The EUR/USD pair consolidates weekly losses in an otherwise quiet Thursday, hovering around the 1.1600 level. The pair bottomed at 1.1598 on Wednesday, amid persistent US Dollar (USD) demand in a risk-averse environment.
On the one hand, the United States (US) government shutdown continues, after yet another round of failed votes in the Senate, as neither the Republican nor the Democratic bill was able to gather enough support. On the other hand, political noise in France keeps weighing on the market’s mood and particularly on the Euro.
The recently elected Prime Minister (PM), Sébastien Lecornu, resigned at the beginning of the week, although President Emmanuel Macron asked him to remain in office and try to form a coalition government. However, far-right leader Marine Le Pen said she would thwart any action by a new government, calling for snap elections.
Other than that, the Federal Open Market Committee (FOMC) released the Minutes of the September meeting on Wednesday. The document showed that policymakers are divided over the interest rate-cut path, which did not surprise investors. The minutes were tilted to the dovish side, temporarily pushing the USD lower.

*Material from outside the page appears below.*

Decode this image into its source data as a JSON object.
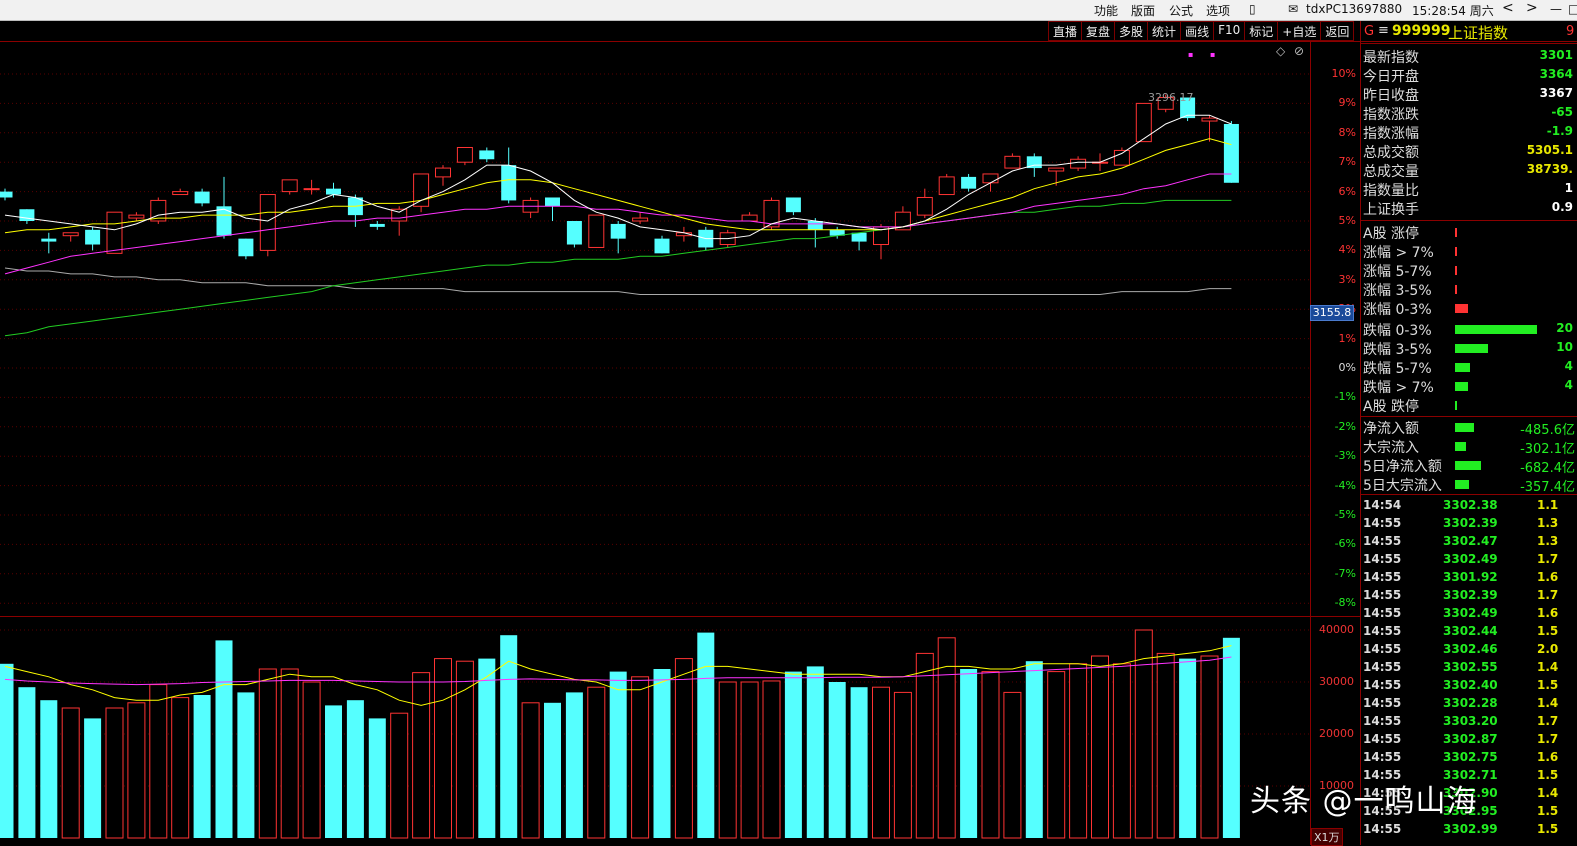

The American session will feature Federal Reserve (Fed) speakers, and little else, given the federal shutdown.
EUR/USD short-term technical outlook
From a technical point of view, the daily chart shows that EUR/USD is developing a few pips below a mildly bullish 100 Simple Moving Average (SMA), while the 20 SMA gains downward traction above the longer one. It is the first time the pair pierces the 100 SMA since early in March, suggesting the risk of a more sustained decline has increased. Technical indicators, in the meantime, remain within negative levels, although the Momentum indicator stands directionless, suggesting cautious speculative interest.
The 4-hour chart shows that the EUR/USD pair is at risk of extending its slump. A firmly bearish 20 SMA has accelerated its slide below the longer ones, now providing dynamic resistance at around 1.1650. Finally, technical indicators have lost their downward slopes, but hold well below their midlines, skewing the risk to the downside without suggesting an imminent bearish breakout.